Avrupa’da “aşırı sağ” yükseliyor,
diye herkes korkuyor, üzülüyor. Sanırım “aşırı sağ” denen partiler iktidara
gelince artık hiç birimizin Avrupa’ya turist olarak bile gidemeyeceğimizden
falan korkuluyor.
Öncelikle şunu anlamamız gerekiyor. “Aşırı” nitelemesi, solcular
a ait. Solcular siyasetin, etiğin, demokrasinin kısacası insani olan her şeyin ölçüsünün üstüne oturdukları için normları da kendilerine göre belirliyorlar.Şunun anlaşılması lazım: “Aşırı sağ”
diye marjinalize edip karikatürleştirmeye çalıştıkları partilerin oyu
yükselirken bu partiler, muhtemelen kendilerini sola eğilimli gören
seçmenlerden de oy aldılar. Yoksa aşırı sağcı yeni bir nüfus doğmadı.
Bu kısım seçimlerin aritmetiği ve
magazinidir.
Peki yıllarca “seçmece” göçmen
kabul edip hümanizm taslayan Avrupa’da herkes birden faşist falan mı oldu?
Dediğimiz gibi Avrupa iki şekilde göçmen kabul ediyordu.
a İşine yarayan nitelikli insanları
b İşine yarayan “aparatları”.
Sorun şuydu ki doğudan başlayan
ve Ümit Hoca’nın gayet mantıklı izah ettiği büyük göç dalgasıyla insan çöplüğü olması
için taşeronlaştırılmış Türkiye bile baş edemedi. Dolayısıyla AB artık absorbe
edemeyeceği, entegre demeyeceği büyük bir nüfus baskısıyla karşı karşıya kaldı.
Bu kaya sertliğinde bir gerçekti
ve AB’nin hiçbir partisinin ideolojisi bu gerçeği öretecek kadar güçlü değildi.

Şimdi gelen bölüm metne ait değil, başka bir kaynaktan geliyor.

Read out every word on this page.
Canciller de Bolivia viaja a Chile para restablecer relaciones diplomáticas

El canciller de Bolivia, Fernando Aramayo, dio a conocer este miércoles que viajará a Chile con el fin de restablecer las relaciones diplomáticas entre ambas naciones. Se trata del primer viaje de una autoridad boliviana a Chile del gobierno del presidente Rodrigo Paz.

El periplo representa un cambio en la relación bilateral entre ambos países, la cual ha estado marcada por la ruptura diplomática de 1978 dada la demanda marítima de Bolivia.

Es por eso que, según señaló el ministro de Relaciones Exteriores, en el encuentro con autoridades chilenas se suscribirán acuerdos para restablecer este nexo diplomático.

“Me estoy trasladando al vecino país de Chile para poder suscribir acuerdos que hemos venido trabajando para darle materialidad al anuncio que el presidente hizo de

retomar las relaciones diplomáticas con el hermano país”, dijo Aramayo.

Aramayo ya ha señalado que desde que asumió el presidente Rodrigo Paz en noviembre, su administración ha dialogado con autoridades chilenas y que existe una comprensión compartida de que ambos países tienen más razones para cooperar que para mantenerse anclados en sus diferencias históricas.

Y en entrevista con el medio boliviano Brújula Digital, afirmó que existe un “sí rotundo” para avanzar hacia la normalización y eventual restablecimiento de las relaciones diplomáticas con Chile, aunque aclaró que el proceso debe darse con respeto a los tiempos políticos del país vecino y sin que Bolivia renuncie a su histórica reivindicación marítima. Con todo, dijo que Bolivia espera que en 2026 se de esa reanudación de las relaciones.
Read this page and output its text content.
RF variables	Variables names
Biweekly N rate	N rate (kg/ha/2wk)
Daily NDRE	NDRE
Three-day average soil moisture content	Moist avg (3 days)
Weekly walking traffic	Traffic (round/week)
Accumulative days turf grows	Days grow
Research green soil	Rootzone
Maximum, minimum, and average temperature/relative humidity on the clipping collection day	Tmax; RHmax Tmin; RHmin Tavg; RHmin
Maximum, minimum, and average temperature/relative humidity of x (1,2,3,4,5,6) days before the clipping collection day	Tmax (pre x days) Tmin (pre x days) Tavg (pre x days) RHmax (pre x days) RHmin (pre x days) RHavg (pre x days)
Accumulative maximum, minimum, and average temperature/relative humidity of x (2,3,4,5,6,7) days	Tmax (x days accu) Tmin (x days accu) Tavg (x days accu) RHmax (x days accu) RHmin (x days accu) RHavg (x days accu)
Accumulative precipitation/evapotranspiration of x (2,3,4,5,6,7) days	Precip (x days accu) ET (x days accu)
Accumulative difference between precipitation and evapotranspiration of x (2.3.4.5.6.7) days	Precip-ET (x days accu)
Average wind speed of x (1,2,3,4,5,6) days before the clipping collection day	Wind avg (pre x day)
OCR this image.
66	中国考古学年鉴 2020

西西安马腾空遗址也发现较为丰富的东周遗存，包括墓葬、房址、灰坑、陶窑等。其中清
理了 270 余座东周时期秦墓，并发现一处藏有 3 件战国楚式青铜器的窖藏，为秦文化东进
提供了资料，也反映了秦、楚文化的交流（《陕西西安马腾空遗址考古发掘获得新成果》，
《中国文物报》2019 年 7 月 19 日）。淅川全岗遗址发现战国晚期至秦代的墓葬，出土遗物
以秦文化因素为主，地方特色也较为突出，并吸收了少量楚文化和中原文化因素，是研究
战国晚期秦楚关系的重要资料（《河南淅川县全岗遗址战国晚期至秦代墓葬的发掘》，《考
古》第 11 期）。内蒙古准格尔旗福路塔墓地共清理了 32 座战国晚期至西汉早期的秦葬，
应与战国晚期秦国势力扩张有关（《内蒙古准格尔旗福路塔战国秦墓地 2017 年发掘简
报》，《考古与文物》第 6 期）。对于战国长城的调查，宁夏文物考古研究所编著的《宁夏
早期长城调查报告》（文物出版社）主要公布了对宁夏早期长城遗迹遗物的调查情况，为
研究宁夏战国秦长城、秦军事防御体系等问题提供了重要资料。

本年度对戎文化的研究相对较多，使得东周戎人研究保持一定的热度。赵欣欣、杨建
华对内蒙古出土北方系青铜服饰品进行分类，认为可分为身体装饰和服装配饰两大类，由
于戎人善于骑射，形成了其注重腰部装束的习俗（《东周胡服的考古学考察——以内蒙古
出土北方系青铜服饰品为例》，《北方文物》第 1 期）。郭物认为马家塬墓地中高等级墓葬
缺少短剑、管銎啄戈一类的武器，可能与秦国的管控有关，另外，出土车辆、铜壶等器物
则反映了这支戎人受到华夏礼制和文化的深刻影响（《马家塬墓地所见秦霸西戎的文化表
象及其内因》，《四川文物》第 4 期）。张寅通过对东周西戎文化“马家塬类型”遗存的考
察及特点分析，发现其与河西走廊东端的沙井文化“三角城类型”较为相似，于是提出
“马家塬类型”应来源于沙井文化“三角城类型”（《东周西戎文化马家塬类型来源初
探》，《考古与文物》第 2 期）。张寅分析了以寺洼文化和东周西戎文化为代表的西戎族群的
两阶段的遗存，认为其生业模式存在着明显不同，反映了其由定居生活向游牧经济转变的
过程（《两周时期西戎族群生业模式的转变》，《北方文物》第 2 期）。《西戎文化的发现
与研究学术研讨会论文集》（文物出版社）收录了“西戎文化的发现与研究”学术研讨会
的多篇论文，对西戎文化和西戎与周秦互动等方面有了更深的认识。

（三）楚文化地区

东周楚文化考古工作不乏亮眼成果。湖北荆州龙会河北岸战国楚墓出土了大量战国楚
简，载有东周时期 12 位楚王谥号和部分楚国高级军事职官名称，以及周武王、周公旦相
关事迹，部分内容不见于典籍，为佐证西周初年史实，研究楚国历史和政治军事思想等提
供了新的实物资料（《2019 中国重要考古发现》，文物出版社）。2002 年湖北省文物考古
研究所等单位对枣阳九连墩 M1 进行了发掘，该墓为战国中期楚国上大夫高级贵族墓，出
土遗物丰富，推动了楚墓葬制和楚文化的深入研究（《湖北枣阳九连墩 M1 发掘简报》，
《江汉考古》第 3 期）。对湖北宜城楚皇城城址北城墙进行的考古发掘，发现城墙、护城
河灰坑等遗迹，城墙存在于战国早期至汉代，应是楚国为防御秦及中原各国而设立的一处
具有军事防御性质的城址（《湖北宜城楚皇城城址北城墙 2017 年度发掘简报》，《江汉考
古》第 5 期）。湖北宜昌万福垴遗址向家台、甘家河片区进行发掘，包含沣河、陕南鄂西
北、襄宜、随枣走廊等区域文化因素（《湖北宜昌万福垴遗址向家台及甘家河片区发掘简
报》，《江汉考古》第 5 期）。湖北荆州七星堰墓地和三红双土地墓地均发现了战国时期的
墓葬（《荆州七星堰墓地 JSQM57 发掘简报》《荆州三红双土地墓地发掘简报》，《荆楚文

Dikkat edilirse AB’de vara yoğa tepki
gösteren en entipüften ( Yeşiller gibi) partiler bile “sığınmacı-göçmen” akını
konusunda hükümetlere muhalefet edemiyor. Bu konu da en muhalif partiler bile
zımni bir rıza gösteriyor.
Kısacası AB’de “aşırı sağ” falan
yükselmiyor. AB’de AB çatısını oluşturan ulusal egemenlikler artın kendi seslerini
çıkartıp birbirlerinin arasındaki ve yanı sıra onlarla dünya arasındaki “yasa
sınırlarını” kalınlaştırıyorlar. Kısacası AB ülkelerini ulusal niteliklerinin
tehdit edildiğinin farkına varıyorlar. Dolayısıyla hiç biri de kendi
egemenliklerini aşan, ulusal egemenliğe âmir bir uluslararası hukukun var
olmayacağını dünyaya ilan ediyorlar.
Dolayısıyla yapılan işin “aşırılığı”
falan yok. Seçmenler artık kendi emekleri ve kanları pahasına kurulmuş ulusal
sınırlarında başkasına taabi olmaksızın “tam
bağımsız” olmak istediklerini söylemiş oluyorlar.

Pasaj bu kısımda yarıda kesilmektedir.